Mountain range in Russia

The Primorsky Range (Приморский хребет) is a range of mountains in Southern Siberia, part of the South Siberian Mountains. Administratively the range belongs to the Irkutsk Oblast, Russian Federation. The settlement of Buguldeyka, Olkhonsky District, is located in the range area.

==Geography==
The Primorsky Range stretches northeastwards for about 350 km along the western shore of Lake Baikal from its southern end. It is located in the area of the sources of the Lena and to the north it connects with the Baikal Range, which also stretches along the lakeshore. Its eastern side is made mostly of rocky cliffs descending steeply to the shores of Lake Baikal, opposite Olkhon Island. The western slopes of the range are more gentle and are facing the Lena-Angara Plateau. The range includes highly developed karst forms.

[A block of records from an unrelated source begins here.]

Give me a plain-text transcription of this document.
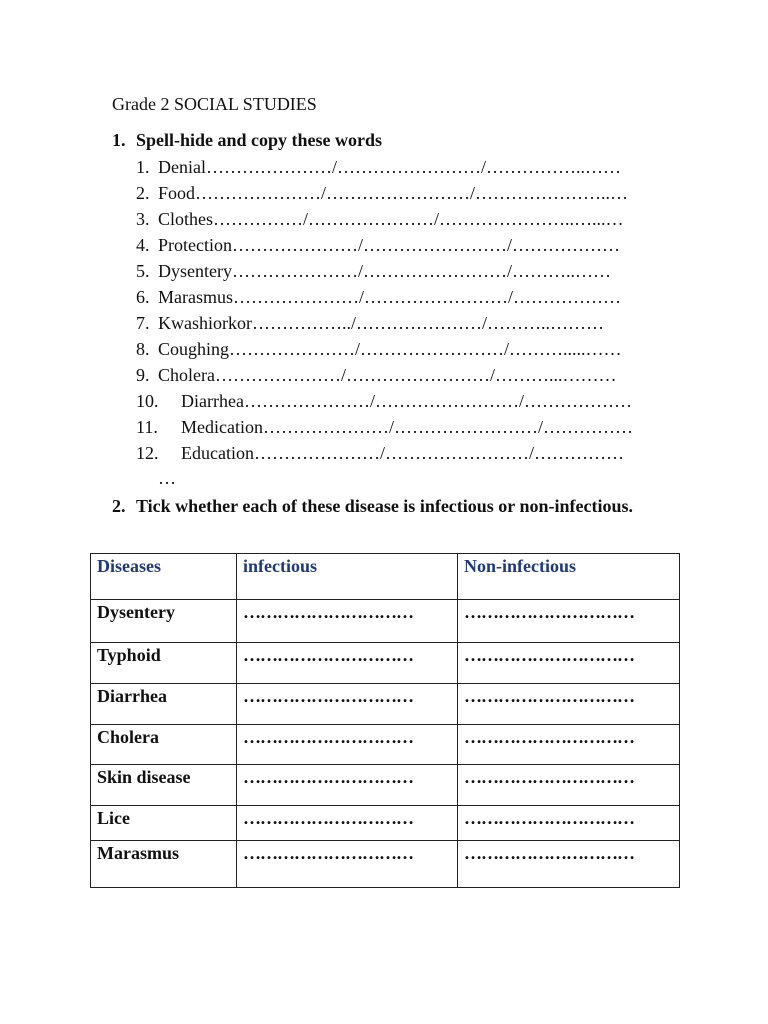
Grade 2 SOCIAL STUDIES
1. Spell-hide and copy these words
1. Denial…………………/……………………/……………..……
2. Food…………………/……………………/…………………..…
3. Clothes……………/…………………/…………………..…...…
4. Protection…………………/……………………/………………
5. Dysentery…………………/……………………/………..……
6. Marasmus…………………/……………………/………………
7. Kwashiorkor……………../…………………/………..………
8. Coughing…………………/……………………/……….....……
9. Cholera…………………/……………………/………...………
10. Diarrhea…………………/……………………/………………
11. Medication…………………/……………………/……………
12. Education…………………/……………………/……………
…
2. Tick whether each of these disease is infectious or non-infectious.
Diseases	infectious	Non-infectious
Dysentery	…………………………	…………………………
Typhoid	…………………………	…………………………
Diarrhea	…………………………	…………………………
Cholera	…………………………	…………………………
Skin disease	…………………………	…………………………
Lice	…………………………	…………………………
Marasmus	…………………………	…………………………
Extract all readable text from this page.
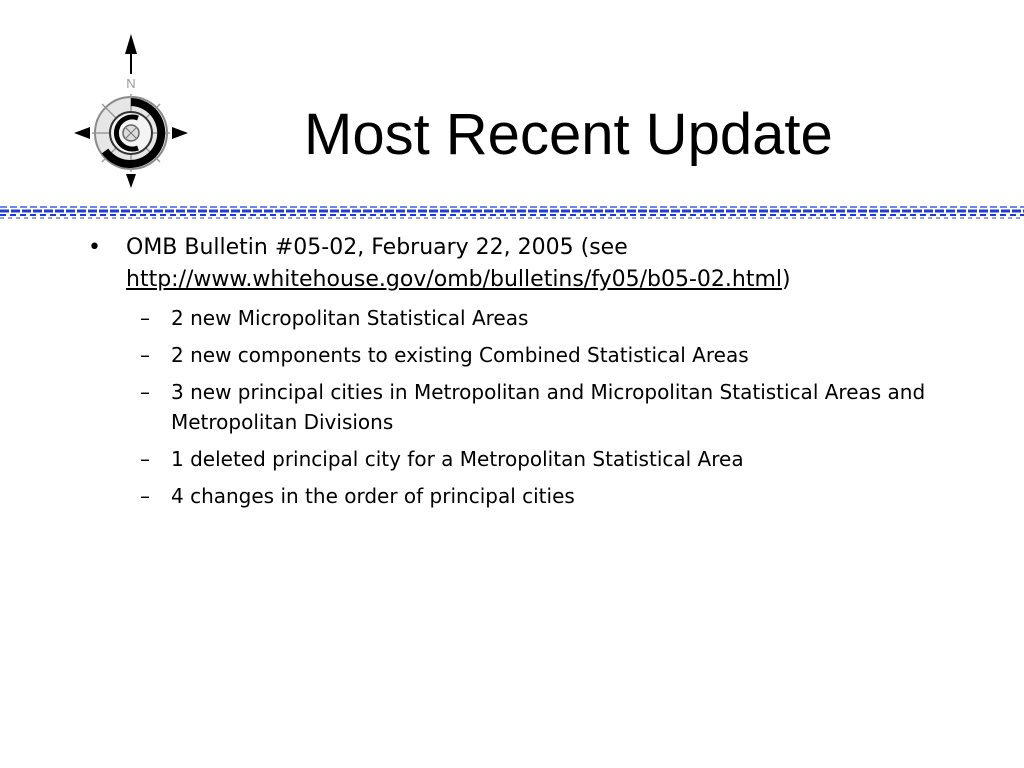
N
Most Recent Update
• OMB Bulletin #05-02, February 22, 2005 (see
http://www.whitehouse.gov/omb/bulletins/fy05/b05-02.html)
– 2 new Micropolitan Statistical Areas
– 2 new components to existing Combined Statistical Areas
– 3 new principal cities in Metropolitan and Micropolitan Statistical Areas and Metropolitan Divisions
– 1 deleted principal city for a Metropolitan Statistical Area
– 4 changes in the order of principal cities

The highest point of the Primorsky Range is Tryokhgolovy Golets, a 1746 m high ‘’golets’’-type of mountain with a bald peak, located in the northern section. Other high peaks are 1658 m high Sarminsky Golets, 1657 m high Khargitui Golets and 1336 m high Moryany Golets.
===Hydrography===
The Primorsky Range acts as a watershed between the rivers of the Lake Baikal and the Angara/Lena basins. Short and fast-flowing rivers have their sources in the range, including the Anga, Bolshaya Buguldeyka, Sarma and Goloustnaya, which flow into Lake Baikal. Also several left tributaries of the Lena, such as the Ilikta and Manzurka, as well as several small right tributaries of the Angara flow from the range.

==Flora==
The gentler slopes of the range are mainly covered with pine and larch forests and the northern half of the eastern slopes with steppe vegetation. There are bare summits (golets) in the higher elevations.